You can only push an angry father so far, and when it comes to Mel Gibson, the proverbial edge is a whole lot closer than usual. While on the phone to his Son’s kidnapper Gary Sinise, Mel Gibson's wealthy ransom-holder finally makes the decision that he's not going to take it anymore, turning the tables and threatening his enemy. His heated rant of "you don't know who you're messing with" is capped off with the famed shout of "Gimme back my son!!!"
In Steven Spielberg's
breathless revenge drama, Eric Bana and his fellow vigilantes seek
out their second target in Paris, planting a bomb in the man's phone
that's set to be detonated by remote. But when it comes time to do
the job, the target's young daughter unexpectedly scurries to answer
the call, unbeknownst to the point man who's tasked to blow the
apartment. In a moment of moral murkiness, the crew averts the murder
of the child, and waits for their intended victim to come home.

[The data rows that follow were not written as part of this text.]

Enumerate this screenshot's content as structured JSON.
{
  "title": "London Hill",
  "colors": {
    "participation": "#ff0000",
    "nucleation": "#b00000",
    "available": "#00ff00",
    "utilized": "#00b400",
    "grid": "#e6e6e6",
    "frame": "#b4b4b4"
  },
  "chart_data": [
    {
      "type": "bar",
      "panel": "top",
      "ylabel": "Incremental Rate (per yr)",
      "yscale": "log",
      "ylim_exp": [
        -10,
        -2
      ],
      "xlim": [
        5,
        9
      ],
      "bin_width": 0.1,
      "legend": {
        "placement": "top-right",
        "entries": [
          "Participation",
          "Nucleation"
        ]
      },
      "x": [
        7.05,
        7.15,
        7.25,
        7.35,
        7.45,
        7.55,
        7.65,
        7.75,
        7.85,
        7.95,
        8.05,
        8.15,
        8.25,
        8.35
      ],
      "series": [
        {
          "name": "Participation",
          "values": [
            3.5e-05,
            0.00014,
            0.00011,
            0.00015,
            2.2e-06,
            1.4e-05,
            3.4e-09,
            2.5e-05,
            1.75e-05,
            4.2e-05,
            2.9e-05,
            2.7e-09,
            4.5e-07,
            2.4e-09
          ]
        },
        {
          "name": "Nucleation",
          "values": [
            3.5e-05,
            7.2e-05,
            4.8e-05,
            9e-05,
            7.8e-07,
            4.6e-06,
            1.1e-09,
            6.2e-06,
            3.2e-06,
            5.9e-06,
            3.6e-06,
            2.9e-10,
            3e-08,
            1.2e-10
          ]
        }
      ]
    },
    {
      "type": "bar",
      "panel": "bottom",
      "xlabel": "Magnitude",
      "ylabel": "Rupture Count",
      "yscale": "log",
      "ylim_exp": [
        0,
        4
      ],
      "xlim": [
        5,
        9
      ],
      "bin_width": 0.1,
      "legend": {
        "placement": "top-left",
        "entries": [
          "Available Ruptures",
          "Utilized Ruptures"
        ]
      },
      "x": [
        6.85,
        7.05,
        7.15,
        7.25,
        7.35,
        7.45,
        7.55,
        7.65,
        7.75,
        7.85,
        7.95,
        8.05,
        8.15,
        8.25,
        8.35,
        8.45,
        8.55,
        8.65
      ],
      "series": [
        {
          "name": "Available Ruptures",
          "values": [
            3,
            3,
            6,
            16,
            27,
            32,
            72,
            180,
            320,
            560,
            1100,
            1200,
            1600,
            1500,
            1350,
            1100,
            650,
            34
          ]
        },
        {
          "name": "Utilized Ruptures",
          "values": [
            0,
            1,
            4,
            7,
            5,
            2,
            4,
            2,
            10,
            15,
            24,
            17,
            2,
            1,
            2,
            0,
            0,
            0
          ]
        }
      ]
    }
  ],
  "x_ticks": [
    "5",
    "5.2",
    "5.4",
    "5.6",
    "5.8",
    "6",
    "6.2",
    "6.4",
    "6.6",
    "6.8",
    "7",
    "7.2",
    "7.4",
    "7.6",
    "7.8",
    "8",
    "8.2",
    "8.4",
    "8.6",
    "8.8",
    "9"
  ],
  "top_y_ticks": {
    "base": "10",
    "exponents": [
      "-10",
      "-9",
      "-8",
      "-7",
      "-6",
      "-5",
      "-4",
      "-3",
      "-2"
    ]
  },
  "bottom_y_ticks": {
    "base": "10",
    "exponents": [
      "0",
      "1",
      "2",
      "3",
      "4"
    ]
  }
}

Perhaps the ultimate film franchise to utilize the telephone to kick things off and hook an audience, Wes Craven's Scream saga all began with that little call made to Drew Barrymore's bob-rocking Casey Becker, who's told by a snake-like voice that she's going to be gutted "like a fish." The call starts out playful, with Casey telling her pestering stranger that there are "900 numbers" for anonymous chats with girls, but it doesn't take long for the exchange to turn nasty. Casey is eventually forced to play a game of trivia, wherein her and her boyfriend's life hangs in the balance. In a way, the chilling prologue was the slasher-film equivalent of the circle of life: Casey finally met her grisly death, but in turn, an enduring new series was born.